Home Opinie & AchtergrondColumns Man in the mirror: Het romantische leed

Man in the mirror: Het romantische leed

door Redactie

Columnist Niek van Ansem denkt veel na over het dagelijks leven. Maar of al dat reflecteren ook tot oplossingen leidt? Zijn gedachtes vragen op hun beurt namelijk ook weer om een flink staaltje doe-het-zelf psychoanalyse. Om zijn overvolle hoofd wat te luchten, deelt hij hier wat van zijn hersenspinsels.  ​

Mijn geest blijkt vaak het lenigst in de late uurtjes, in bed, met een muziekje om de oren te warmen. Voor deze column bleek Nick Cave de voorbestemde soundtrack te zijn. Iedereen die deze man een beetje volgt, weet dat zijn muziek de laatste tijd niet de vrolijkste is – en daar is alle reden toe. Een paar jaar geleden verloor Cave zijn zoon en sindsdien is zijn muziek doordrenkt van rouw. 

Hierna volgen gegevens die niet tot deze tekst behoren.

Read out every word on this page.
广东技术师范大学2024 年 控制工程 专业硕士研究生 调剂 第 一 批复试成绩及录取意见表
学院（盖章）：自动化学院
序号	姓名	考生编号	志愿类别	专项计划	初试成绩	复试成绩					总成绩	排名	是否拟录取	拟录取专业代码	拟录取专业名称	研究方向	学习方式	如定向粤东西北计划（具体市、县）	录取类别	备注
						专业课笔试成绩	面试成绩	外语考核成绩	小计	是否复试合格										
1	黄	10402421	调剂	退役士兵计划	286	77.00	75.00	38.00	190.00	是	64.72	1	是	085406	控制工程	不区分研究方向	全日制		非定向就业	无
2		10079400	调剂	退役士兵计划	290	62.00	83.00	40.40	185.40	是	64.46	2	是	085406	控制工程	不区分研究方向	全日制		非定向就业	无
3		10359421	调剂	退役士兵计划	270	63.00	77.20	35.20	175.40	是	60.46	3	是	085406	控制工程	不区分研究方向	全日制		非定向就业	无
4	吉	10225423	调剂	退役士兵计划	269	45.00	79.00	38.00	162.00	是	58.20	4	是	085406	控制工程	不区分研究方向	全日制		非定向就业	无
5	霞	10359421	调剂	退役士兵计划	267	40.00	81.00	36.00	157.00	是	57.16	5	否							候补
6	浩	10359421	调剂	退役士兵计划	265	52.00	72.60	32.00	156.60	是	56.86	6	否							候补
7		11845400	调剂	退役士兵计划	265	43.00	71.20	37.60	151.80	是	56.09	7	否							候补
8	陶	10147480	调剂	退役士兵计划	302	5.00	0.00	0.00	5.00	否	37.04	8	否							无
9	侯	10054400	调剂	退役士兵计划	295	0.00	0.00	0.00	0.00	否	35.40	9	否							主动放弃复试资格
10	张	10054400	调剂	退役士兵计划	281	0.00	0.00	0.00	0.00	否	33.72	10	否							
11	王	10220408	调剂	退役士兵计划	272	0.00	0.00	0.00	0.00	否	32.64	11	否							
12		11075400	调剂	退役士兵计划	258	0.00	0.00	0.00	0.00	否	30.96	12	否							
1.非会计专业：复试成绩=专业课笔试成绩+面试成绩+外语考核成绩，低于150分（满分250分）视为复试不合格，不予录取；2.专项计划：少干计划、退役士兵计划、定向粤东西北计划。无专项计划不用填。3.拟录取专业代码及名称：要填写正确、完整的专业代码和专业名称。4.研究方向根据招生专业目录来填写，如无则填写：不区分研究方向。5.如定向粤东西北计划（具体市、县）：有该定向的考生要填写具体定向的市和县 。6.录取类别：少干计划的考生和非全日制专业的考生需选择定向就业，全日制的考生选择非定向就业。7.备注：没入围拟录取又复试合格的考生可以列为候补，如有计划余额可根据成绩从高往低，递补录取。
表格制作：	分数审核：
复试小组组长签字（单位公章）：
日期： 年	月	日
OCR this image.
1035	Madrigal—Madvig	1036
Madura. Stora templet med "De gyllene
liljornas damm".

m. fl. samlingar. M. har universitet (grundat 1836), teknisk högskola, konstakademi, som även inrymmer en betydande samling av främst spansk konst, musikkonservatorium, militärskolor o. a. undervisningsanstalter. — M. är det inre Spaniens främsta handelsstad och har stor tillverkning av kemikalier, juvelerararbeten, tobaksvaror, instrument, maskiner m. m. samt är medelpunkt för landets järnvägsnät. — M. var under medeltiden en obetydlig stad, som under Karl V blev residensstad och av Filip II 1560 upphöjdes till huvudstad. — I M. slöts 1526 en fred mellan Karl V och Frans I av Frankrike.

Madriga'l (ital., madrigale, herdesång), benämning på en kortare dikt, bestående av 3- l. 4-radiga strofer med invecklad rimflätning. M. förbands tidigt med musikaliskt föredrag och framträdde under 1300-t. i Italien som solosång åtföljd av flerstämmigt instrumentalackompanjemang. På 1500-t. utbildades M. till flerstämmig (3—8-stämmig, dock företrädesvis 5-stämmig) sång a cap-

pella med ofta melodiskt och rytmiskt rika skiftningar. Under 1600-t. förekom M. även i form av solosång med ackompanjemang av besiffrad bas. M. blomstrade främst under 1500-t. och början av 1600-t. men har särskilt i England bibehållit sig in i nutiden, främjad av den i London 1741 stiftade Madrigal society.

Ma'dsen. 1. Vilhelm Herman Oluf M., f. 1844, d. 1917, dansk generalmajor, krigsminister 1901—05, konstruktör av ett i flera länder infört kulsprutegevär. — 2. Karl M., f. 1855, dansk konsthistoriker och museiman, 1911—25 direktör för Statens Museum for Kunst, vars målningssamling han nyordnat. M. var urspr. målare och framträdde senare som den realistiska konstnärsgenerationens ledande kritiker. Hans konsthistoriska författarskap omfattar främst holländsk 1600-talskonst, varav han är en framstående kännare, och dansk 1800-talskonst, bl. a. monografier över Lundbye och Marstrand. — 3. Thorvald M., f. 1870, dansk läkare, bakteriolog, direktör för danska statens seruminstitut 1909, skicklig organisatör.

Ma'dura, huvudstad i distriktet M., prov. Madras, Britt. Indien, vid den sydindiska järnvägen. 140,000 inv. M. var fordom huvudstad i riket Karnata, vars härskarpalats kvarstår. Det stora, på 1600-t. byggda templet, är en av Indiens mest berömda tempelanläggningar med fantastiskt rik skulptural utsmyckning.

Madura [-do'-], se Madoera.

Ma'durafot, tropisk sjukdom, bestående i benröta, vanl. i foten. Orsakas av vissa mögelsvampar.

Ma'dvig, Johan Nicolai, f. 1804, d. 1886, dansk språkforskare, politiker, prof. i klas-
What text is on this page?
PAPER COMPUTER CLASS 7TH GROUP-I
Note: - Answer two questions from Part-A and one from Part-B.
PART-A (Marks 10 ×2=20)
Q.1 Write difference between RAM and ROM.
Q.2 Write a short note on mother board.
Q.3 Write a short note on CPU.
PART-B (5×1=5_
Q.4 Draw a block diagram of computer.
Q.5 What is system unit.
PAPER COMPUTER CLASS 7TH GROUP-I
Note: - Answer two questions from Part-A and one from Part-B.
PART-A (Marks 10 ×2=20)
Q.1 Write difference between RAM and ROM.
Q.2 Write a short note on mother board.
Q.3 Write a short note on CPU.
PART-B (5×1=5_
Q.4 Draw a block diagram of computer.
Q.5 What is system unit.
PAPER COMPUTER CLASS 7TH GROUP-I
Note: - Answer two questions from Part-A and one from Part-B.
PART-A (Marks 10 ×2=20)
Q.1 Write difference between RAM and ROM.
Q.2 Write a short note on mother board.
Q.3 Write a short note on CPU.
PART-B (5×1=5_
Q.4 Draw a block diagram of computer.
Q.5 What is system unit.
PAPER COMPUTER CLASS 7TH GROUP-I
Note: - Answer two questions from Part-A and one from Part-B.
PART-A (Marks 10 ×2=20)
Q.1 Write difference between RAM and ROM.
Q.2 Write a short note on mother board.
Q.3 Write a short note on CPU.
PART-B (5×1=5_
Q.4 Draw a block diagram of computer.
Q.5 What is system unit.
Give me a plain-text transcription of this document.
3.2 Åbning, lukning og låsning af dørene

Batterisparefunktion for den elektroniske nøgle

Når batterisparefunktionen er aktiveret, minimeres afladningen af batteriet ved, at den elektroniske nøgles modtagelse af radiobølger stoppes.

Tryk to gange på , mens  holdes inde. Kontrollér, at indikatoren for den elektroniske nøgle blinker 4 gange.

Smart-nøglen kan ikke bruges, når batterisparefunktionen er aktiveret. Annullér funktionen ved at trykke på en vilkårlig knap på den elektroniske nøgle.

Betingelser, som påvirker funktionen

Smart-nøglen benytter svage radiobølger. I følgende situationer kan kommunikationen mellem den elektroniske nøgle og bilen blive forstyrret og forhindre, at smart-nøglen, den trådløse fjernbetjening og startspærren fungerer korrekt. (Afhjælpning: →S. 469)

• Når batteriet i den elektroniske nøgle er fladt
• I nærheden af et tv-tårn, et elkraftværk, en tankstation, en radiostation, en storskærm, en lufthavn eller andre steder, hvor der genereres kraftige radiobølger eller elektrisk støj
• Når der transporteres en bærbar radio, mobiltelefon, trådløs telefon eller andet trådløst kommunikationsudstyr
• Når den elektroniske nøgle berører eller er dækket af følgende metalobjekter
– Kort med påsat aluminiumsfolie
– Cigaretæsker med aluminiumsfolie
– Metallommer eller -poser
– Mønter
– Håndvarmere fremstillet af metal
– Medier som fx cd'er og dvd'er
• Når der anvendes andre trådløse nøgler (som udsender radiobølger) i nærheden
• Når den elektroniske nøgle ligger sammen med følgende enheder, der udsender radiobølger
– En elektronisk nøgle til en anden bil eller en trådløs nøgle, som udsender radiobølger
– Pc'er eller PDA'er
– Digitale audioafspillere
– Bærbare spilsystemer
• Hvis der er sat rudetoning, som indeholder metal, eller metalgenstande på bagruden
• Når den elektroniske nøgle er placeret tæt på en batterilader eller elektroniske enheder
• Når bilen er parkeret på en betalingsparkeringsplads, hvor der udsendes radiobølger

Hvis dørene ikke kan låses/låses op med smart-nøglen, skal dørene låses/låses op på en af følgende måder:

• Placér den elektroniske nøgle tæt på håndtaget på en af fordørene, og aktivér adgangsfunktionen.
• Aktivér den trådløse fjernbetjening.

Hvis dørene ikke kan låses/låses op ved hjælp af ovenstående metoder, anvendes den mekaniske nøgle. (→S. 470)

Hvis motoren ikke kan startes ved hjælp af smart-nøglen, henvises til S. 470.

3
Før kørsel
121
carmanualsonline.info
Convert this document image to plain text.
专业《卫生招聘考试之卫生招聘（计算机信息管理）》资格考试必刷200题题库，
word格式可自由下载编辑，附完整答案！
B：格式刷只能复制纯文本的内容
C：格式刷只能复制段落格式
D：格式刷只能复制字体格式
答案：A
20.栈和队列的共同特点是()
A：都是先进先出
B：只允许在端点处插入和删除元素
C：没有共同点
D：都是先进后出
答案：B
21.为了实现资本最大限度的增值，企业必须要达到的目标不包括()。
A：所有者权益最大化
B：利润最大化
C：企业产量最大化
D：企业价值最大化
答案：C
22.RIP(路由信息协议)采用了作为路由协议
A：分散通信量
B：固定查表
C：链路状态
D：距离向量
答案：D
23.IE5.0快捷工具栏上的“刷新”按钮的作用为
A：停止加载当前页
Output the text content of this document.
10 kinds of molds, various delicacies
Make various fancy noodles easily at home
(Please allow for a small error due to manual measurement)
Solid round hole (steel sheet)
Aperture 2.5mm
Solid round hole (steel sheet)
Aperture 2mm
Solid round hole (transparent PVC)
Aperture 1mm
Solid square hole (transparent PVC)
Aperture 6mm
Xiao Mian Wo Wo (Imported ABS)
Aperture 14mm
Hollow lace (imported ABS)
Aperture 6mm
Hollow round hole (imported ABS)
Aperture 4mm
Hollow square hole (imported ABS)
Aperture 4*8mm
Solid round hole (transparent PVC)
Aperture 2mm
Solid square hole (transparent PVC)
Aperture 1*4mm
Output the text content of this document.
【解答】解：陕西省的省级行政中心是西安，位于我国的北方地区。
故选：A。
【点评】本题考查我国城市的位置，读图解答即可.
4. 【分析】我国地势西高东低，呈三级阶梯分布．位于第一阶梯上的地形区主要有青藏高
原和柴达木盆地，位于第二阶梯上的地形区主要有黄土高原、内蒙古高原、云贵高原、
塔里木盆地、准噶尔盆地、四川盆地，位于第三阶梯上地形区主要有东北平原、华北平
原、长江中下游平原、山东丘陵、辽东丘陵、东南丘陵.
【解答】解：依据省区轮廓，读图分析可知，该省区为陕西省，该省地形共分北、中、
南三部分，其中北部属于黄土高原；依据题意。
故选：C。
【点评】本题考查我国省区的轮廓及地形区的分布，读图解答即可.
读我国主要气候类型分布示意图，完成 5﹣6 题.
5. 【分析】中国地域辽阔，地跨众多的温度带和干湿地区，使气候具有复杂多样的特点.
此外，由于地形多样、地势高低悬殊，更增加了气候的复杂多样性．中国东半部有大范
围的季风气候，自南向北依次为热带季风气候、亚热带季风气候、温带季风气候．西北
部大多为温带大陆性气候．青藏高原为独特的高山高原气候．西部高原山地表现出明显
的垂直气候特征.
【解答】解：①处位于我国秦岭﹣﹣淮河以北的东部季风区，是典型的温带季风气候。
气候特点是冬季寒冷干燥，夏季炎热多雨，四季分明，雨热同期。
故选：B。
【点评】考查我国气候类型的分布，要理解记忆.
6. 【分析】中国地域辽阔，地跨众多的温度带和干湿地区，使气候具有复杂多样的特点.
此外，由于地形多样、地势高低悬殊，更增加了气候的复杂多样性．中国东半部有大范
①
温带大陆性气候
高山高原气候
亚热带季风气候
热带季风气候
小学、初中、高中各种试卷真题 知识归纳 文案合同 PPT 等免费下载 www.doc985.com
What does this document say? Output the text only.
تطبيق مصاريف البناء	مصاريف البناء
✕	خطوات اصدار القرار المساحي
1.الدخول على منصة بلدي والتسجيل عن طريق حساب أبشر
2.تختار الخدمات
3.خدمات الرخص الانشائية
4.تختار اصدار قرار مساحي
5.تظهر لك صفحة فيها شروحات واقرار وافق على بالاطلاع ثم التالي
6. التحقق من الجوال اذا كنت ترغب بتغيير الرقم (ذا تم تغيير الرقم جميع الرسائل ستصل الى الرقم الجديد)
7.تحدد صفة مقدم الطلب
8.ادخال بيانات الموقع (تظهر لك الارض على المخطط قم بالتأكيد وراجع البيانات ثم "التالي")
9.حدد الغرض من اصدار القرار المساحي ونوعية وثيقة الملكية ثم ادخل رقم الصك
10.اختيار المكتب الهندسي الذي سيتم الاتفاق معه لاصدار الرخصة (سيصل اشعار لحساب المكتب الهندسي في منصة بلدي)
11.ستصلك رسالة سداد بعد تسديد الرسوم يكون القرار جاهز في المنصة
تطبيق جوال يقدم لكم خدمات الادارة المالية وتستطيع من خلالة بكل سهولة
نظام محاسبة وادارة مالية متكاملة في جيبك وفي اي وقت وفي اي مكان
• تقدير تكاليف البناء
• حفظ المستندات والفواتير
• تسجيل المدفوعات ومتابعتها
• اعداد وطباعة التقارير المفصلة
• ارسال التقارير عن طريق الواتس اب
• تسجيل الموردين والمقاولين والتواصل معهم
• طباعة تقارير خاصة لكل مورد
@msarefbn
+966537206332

Zijn muziek is bovendien nog nooit zo mooi geweest. Hoewel ik daar als fan natuurlijk blij mee ben, geeft die blijdschap me ook een ongemakkelijk gevoel. Ik geniet immers van muziek die er nooit was geweest als deze ellende hem niet was overkomen. Juist mijn kennis van deze tragische achtergrond maakt de muziek voor mij nog waardevoller. Toen ik hier langer over nadacht, werd het me steeds duidelijker dat ik niet alleen Caves muziek, maar ook zijn lijdensverhaal mooi was gaan vinden: ik romantiseerde zijn pijn.

Die romantisering van de pijn van anderen spitst zich niet alleen toe op rouwende vaders. Mijn iPod puilt uit van doodongelukkige mensen die dat verdriet niet bepaald onder stoelen of banken steken. Luisteren naar al deze narigheid, maakt mij niet ongelukkig. Integendeel zelfs: het geeft me een inkijkje in een wereld die ik me niet zo goed kan voorstellen, maar waar ik eigenlijk wel heel nieuwsgierig naar ben.

Al vanaf mijn tienerjaren was de lijdende artiest als een soort rolmodel voor mij. Waar sommige jongens wellicht op een topvoetballer wilden lijken, had ik een verknipt verlangen om depressief te worden. Al mijn favoriete artiesten waren tenslotte depressief en deden daar prachtige dingen mee. Ik zag in dat lijden iets nobels, iets verheffends, iets mysterieus. En blijkbaar vind ik het zelfs nu nog gemakkelijk om te geloven dat lijden romantisch is als ik Nick Cave er in zulke prachtige bewoordingen over hoor zingen.

Toch ben ik niet meer zo naïef als mijn jongere ik. Ik kan nog steeds wegdromen op sombere muziek, maar ik schud mezelf daarbij nu regelmatig wakker. De pijn die ik hoor als ik naar mijn helden luister, is namelijk gepolijste pijn: ik krijg als luisteraar alleen het mooie leed te horen. De momenten dat hun verdriet op zijn lelijkst is, blijven voor mij verborgen. Hoe geslaagd de vertaalslag van de artiest ook is, helemaal begrijpen kan ik het daarom niet. En ondanks mijn jeugdige wens om net als mijn idolen depressief te zijn, ben ik er vooralsnog blij mee dát ik het niet begrijp.

In mijn veilige cocon van zwaarmoedige muziek ben ik nog nooit echt met rauwe pijn geconfronteerd. In mijn nieuwsgierigheid naar het leed van anderen, vind ik dat leed nu ook beangstigend. Iemand waarvan ik hou verliezen of zelf in de put raken: het is pijn die ik niet uit kan sluiten. Deels zal het zelfs onvermijdelijk blijken. Het kan mij ook een keer gebeuren, en het is een illusie dat ik de pijn zal verwelkomen als het eenmaal zover is.